Bir alıntı okudum çok sevdiğim ve saydığım bir dostumun paylaşımında. Harika bir alıntıydı, günümüz içinde derslerle doluydu. Her şeyin alt üst olduğu, hatta bittiği, acıların her geçen gün biraz daha arttığı bir ortamda geleceğe nasıl bakmamız gerektiğinin işaret fişeği idi adeta! İzin verirseniz eğer “Dört Mum” adındaki bu öyküyü paylaşacağım sizlerle. “Dört tane mum usul usul yanıyordu. Ortalık o kadar sessizdi ki, mumların konuşmalarını duyabiliyordunuz. Birinci mum dedi ki: “Ben BARIŞ’ım. Ama kimse benim yanmama yardımcı olmuyor. Sanırım yakında söneceğim.” Alevi hızla azaldı ve sonunda tamamen söndü. İkinci mum: “Ben VEFA’yım! Ne yazık ki artık vazgeçilmez değilim. Onun için bundan sonra yanıp durmamın bir anlamı kalmadı.” Sözlerini tamamladığında esen hafif bir rüzgâr onu tamamen söndürdü. Sırası geldiğinde üçüncü mum, hüzünlü bir sesle dedi ki: ”Ben SEVGİ’yim. Yanacak gücüm kalmadı. İnsanlar beni unuttu, değerimi anlamıyorlar.

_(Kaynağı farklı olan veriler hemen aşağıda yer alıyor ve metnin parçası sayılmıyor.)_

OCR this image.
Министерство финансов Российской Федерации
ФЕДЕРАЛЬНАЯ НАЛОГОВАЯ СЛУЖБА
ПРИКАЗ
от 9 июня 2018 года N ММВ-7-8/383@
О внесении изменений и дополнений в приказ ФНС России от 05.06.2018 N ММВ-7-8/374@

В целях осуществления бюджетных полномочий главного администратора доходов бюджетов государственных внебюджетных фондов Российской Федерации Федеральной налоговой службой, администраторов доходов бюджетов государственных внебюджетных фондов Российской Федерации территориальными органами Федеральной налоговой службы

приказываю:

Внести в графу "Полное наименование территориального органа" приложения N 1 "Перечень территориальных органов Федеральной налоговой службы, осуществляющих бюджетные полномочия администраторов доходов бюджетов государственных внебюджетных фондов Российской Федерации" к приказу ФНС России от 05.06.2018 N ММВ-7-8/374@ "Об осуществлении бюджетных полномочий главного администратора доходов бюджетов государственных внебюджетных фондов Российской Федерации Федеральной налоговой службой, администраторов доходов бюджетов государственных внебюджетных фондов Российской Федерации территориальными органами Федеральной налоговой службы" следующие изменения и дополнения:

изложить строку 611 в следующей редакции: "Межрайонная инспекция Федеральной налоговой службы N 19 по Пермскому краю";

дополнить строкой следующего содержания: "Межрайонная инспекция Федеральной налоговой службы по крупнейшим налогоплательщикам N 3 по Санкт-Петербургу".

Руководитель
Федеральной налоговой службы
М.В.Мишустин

En yakınlarını sevmeyi bile unuttular.” Sevgi de daha fazla beklemeden sönüp gitti.
Ansızın ! Odaya bir çocuk girdi ve üç mumun da yanmadığını gördü. “Neden yanmıyorsunuz? Sizin sonsuza kadar yanmanız gerekmiyor muydu?” dedi.
O zaman dördüncü mum konuşmaya başladı:
“Korkma, ben yandığım süre öteki mumları da yeniden yakabiliriz. Ben UMUT’um.”
Çocuk parlayan gözlerle UMUT mumunu aldı ve öteki mumları birer birer yaktı.”
Umut mumu yandığı sürece hangi mum sönerse sönsün yeniden yakar bu millet. Karanlıklar aydınlanır, yaralar sarılı ve hasta silkinir ayağa kalkar.
Daha iki gün önce yazmıştım şu satırları:
“Sadece zaferlerle gelmez kenetlenme, hatta ondan da önce felaketlerle gelir. Felaket dayanışmayı ve birleşmeyi ardından da kaçınılmaz zaferi getirir.
Birinci Dünya Savaşı’nın ağır yenilgisi ve Mondros Silah Bırakışmasının yüzkarası olmasaydı ne Sakarya olurdu, ne de Dumlupınar. Sevr’in utancını Lozan silmiştir.”
Biz bu depremin yaralarını da sararız, yeter ki birileri ısrarla ve inatla basit politik hesaplarla bizleri ayrıştırmaya kalkmasın. Yeter ki birileri yasaların çiğnenmek için değil uygulanmak ama bizden sizden ayrımı yapmadan uygulanmak için konulduğunu unutmasın.
Bir fırsattır yeniden ahlak yoluna dönüş için bu felaket. Çalmadan çırpmadan, çalmaya çırpmaya göz yummadan, arsızlık uğursuzluk yapmadan çalışmak ve yönetmek için.
Bir fırsattır riyasız, yalansız, kinsiz ve kibirsiz yeni bir sosyal düzene adım atmak ve senin benim bizim oğlan/bizim kız yerine “iyi-dürüst-bilgili-liyakatli” bir kadro kurmak için.